Starring Jim Caviezel. Rated PG.
Vince Lombardi was, evidently, completely full of shit. Get past the bone-cracking, cartilage-crunching, glorious gridiron violence and there’s a surprising lesson to be learned from When the Game Stands Tall.
In what will shock armchair quarterbacks from New England to Los Angeles, winning isn’t, as Lombardi famously argued, the only thing.
At the core of this often overwrought and clunky but not-without-its-moments football biopic is the message that sports isn’t about the results on the scoreboard.
As high-school coach Bob Ladouceur (Jim Caviezel) tells his impressionable young charges, football is about learning values and codes of conduct so that “When you take your place out in the world or in our community you can be depended on.”

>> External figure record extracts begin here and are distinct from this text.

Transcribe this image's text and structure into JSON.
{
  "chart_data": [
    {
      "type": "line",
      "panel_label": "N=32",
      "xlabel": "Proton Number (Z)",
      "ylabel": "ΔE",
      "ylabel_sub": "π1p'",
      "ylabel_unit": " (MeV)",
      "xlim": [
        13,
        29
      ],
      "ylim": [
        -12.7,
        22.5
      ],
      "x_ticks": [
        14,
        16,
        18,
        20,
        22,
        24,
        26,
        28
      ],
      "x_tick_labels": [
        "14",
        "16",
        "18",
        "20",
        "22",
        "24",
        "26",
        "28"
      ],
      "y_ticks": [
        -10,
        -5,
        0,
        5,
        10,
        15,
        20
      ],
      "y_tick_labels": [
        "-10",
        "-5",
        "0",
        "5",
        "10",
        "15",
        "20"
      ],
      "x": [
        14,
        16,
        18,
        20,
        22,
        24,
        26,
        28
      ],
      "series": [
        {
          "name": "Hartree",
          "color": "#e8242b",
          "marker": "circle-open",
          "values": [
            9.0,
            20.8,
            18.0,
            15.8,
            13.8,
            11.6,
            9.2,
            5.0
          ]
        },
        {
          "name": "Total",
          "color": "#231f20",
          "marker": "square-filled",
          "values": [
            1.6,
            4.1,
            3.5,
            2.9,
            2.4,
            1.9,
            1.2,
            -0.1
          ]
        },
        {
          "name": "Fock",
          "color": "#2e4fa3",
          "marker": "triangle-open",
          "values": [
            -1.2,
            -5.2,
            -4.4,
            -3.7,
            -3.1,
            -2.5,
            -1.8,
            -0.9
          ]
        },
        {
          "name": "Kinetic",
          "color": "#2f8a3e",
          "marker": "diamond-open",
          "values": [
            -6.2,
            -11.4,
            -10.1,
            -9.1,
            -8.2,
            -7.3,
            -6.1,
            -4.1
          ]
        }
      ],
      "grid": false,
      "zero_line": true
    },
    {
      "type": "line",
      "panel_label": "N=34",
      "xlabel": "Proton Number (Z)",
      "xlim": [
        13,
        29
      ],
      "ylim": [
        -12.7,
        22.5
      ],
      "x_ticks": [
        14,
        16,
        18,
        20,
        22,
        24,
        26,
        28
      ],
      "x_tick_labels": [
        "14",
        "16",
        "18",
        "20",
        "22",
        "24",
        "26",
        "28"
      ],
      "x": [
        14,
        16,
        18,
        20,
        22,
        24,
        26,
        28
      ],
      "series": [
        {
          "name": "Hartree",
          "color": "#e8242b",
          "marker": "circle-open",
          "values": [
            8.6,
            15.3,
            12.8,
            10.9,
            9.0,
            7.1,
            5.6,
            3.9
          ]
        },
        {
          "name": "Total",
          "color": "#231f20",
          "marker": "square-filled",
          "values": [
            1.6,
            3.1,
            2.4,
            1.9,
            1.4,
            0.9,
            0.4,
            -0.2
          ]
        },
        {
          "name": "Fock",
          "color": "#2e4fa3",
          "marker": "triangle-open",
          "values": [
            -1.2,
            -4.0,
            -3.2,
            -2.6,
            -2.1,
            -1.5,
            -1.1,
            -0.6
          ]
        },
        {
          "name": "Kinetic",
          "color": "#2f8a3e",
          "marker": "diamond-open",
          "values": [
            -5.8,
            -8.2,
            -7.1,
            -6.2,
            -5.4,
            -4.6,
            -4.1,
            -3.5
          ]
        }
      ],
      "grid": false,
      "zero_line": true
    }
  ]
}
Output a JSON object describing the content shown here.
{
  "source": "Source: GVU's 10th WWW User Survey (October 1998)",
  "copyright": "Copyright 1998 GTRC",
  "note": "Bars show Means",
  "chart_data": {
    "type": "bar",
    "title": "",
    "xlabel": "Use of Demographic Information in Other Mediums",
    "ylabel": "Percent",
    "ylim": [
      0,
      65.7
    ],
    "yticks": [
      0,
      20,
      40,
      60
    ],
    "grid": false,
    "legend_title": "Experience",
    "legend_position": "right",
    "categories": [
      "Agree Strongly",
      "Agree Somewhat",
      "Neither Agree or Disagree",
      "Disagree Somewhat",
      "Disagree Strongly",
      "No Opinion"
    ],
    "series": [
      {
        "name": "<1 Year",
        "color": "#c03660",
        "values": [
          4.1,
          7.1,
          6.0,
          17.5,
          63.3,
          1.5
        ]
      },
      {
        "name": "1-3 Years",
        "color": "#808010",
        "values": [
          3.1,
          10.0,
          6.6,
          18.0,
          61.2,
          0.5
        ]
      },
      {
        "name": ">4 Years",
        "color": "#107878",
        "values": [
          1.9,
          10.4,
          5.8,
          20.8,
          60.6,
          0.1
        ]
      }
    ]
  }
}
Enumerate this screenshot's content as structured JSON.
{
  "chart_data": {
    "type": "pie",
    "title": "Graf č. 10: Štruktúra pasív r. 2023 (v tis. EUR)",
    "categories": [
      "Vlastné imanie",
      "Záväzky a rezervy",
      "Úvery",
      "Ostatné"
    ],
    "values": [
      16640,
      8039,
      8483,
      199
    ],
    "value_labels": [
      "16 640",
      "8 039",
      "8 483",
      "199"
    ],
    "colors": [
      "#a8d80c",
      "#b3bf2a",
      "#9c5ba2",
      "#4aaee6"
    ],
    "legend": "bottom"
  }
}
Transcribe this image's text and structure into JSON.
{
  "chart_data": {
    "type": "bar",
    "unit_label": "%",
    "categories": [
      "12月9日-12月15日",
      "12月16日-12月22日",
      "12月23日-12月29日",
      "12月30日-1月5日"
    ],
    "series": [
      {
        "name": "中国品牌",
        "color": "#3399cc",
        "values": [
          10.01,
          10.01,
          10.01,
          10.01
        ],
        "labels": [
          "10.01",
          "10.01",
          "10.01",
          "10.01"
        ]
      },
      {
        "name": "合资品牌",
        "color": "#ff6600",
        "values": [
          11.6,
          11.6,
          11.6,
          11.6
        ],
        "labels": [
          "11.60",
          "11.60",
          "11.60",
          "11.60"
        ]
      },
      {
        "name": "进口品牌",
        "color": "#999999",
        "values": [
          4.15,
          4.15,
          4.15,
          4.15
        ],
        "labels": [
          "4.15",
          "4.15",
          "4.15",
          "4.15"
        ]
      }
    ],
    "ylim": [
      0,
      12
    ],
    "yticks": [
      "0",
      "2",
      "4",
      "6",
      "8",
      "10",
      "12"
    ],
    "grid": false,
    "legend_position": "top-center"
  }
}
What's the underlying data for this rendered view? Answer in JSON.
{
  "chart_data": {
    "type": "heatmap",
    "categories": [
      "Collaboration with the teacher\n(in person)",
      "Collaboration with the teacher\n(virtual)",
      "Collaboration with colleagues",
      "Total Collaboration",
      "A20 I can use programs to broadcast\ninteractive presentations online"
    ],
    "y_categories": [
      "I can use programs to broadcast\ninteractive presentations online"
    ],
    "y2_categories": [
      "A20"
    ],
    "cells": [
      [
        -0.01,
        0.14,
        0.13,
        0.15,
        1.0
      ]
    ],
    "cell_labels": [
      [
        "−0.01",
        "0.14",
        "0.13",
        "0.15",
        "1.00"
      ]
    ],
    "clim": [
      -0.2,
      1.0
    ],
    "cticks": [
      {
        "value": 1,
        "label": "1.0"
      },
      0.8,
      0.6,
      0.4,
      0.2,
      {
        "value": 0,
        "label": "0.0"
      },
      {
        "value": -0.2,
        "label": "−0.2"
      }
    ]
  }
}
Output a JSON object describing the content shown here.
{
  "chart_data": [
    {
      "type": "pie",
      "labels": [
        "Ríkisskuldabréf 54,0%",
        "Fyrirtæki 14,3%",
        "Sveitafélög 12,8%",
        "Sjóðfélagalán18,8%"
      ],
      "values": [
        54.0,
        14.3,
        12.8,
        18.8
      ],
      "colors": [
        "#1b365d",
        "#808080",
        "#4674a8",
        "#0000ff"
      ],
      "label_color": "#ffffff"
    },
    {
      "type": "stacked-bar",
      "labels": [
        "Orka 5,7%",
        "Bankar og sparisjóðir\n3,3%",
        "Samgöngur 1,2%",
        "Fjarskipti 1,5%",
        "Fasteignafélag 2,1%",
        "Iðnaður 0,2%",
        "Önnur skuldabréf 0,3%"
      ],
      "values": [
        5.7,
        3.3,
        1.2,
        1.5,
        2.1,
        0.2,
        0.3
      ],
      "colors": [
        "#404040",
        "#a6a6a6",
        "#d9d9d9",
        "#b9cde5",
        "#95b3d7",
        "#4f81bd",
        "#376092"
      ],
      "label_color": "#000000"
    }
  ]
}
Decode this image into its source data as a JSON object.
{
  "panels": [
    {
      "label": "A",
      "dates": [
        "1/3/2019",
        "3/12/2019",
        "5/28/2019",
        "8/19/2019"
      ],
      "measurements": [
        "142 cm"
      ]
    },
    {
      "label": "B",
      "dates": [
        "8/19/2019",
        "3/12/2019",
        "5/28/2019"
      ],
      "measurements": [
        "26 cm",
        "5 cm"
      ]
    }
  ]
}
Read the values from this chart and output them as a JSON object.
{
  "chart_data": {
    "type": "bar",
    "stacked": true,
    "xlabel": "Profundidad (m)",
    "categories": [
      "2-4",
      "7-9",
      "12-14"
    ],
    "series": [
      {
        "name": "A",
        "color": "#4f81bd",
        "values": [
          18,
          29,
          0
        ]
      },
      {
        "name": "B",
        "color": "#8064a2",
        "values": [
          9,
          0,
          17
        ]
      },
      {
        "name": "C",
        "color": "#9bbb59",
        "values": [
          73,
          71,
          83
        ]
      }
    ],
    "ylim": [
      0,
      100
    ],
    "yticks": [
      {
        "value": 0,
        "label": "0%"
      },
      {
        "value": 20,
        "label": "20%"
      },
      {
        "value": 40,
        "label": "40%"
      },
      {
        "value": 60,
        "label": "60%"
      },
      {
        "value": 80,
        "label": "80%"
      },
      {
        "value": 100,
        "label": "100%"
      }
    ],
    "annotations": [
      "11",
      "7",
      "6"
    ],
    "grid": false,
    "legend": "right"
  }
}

At the centre of the film is Ladouceur, a vaguely sullen man who’s not great at being a dad or a husband, but who knows how to run a locker room. Forget being the Bad News Bears of high-school pigskin, the De La Salle Spartans start the film riding an astonishing 151-game winning streak. Things quickly shift to a season where everything goes horribly wrong, which is to say that, to the undying horror of its strangely obsessive fans, the team loses two games. In a row!
The first half of When the Game Stands Tall drags, marred by the spotty acting of a young cast, and by overly melodramatic subplots revolving around the team’s players.
It doesn’t help that Ladouceur isn’t terribly likable; Caviezel plays the head Spartan as uninterested in everything but the game, which admittedly may be the whole point. What saves the second half of When the Game Stands Tall, and ultimately the film, is the on-field game sequences. Director Thomas Carter takes a boy’s game—the kids are in high school, after all—and turns it into NFL–calibre trench warfare. Bodies collide in concussion-causing ballets of violence, to the point where an early game comes off like a protracted championship grudge match.
Lombardi might not totally approve of When the Game Stands Tall’s winning-really-isn’t-the-only-thing message, but he’d approve of the results.